The multiway number partitioning problem has two optimization variants: in one variant the goal is to minimize the largest bin sum (the "makespan"), and in the other variant the goal is to maximxize the smallest bin sum. The optimal solutions for these variants may be different. For example (from this paper), for a three-way partitioning of $[46, 39, 27, 26, 16, 13, 10]$:
- The min max partition is $[27, 26], [46, 16], [39, 13, 10]$ with sums $53, 62, 62$; optimal max-sum is 62.
- The max min partition is $[46, 10], [27, 16, 13], [39, 26]$ with sums $56, 56, 65$; the optimal min-sum is 56.

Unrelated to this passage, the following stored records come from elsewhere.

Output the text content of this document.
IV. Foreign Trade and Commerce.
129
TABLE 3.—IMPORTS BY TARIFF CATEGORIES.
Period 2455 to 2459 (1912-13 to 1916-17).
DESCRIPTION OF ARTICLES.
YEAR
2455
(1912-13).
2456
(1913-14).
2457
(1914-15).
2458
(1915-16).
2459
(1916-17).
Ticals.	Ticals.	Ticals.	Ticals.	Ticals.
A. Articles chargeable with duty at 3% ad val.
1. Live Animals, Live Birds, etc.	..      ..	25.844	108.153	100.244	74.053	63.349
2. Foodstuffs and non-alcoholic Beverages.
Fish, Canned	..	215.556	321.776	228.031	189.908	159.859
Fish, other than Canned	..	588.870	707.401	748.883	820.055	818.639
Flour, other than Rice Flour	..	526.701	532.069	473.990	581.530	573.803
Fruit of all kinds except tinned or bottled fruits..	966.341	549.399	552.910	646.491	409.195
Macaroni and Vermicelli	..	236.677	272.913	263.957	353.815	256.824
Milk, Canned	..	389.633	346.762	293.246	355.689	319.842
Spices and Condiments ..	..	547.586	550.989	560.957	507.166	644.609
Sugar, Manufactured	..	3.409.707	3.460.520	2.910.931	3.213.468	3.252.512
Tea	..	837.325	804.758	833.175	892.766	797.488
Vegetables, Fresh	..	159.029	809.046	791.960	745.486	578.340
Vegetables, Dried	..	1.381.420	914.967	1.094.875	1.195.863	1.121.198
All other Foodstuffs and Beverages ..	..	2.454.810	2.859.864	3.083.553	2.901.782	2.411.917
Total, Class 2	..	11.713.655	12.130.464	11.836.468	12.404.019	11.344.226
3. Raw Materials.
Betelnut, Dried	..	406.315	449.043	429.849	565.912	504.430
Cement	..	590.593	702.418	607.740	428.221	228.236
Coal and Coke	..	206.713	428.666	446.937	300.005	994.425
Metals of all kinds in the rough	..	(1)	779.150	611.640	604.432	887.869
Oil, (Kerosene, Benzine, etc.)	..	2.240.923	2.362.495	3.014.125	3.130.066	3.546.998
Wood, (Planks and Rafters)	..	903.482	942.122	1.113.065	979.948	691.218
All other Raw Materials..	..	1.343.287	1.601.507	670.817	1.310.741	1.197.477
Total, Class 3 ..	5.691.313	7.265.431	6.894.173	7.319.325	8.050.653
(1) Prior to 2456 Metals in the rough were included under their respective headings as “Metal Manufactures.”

For any fixed $n$ (number of bins), each variant has an FPTAS (see e.g. Woeginger (2000)). Is there an FPTAS for both variants simultaneously? That is, an algorithm that, for every $\epsilon>0$, finds an $n$-way partition of the input list, such that the smallest bin sum is at least $(1-\epsilon)\cdot OPTMIN$, and the largest bin sum is at most $(1+\epsilon)\cdot OPTMAX$ (if such a partition exists), and runs in time polynomial in the problem size and $1/\epsilon$.
For broader context, I will be happy to know if any other optimization problems admit such a "simultaneous FPTAS".